GABAergic-like dopamine synapses in the mouse brain

Abstract

Dopaminergic neurons exist in the midbrain and their axons establish synapses throughout the whole brain. Synaptic transmission at these synapses is crucial for volitional movement and reward-related behaviors, while dysfunction of these synapses causes various psychiatric and neurological disorders. Despite this significance, the brain-wide spatial and functional features of dopamine (DA) synapses remain poorly understood due to difficulties in defining functional DA synapses at the molecular and physiological levels. Here we show that DA synapses are structured and function like GABAergic synapses in the mouse brain.

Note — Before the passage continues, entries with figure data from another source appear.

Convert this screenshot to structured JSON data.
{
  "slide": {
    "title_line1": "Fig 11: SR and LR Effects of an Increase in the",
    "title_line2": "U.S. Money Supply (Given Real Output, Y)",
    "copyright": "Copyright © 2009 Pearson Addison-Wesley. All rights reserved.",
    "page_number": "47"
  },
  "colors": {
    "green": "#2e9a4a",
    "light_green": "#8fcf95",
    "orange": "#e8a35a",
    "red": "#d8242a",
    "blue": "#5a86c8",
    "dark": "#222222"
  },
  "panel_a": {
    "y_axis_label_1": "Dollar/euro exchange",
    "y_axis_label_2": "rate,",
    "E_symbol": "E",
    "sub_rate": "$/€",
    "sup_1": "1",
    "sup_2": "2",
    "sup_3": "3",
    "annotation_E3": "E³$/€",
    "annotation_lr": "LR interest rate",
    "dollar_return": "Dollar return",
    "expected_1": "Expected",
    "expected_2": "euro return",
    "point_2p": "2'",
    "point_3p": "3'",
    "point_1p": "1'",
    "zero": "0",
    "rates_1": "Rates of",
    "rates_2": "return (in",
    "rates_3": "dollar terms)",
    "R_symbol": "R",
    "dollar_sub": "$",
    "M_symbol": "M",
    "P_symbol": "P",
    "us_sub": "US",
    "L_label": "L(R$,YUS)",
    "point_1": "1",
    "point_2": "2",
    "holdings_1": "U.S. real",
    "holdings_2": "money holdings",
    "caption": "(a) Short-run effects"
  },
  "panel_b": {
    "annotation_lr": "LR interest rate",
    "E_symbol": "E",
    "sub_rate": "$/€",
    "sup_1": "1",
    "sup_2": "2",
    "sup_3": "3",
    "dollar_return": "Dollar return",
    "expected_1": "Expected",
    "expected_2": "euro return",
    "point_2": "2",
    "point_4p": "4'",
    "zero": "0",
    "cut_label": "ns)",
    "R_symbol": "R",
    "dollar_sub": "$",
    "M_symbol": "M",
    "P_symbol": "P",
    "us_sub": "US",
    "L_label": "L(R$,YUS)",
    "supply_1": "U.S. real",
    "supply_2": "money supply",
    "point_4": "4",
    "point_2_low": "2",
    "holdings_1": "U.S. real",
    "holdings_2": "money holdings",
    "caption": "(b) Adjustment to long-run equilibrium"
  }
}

DA transmission is strongly correlated with GABA co-transmission at DA synapses across the brain areas. In addition, functional DA synapses contain GABAergic postsynaptic markers in their postsynaptic membrane and are unevenly distributed throughout the brain with distinct spatial clustering. In the dorsal striatum, GABAergic-like DA synapses are uniquely clustered on the dendrites and GABA transmission at these synapses have disparate physiological properties. Remarkably, the attenuation of GABA co-transmission preceded any deficits in dopaminergic transmission or motor functions of the animal model of Parkinsonism. Our findings show distinct spatial and functional properties of GABAergic-like DA synapses in health and disease. Furthermore, the GABAergic-like features of DA synapses can be utilized to better understand the real complexity of synaptic actions at DA synapses in regulating neural circuits.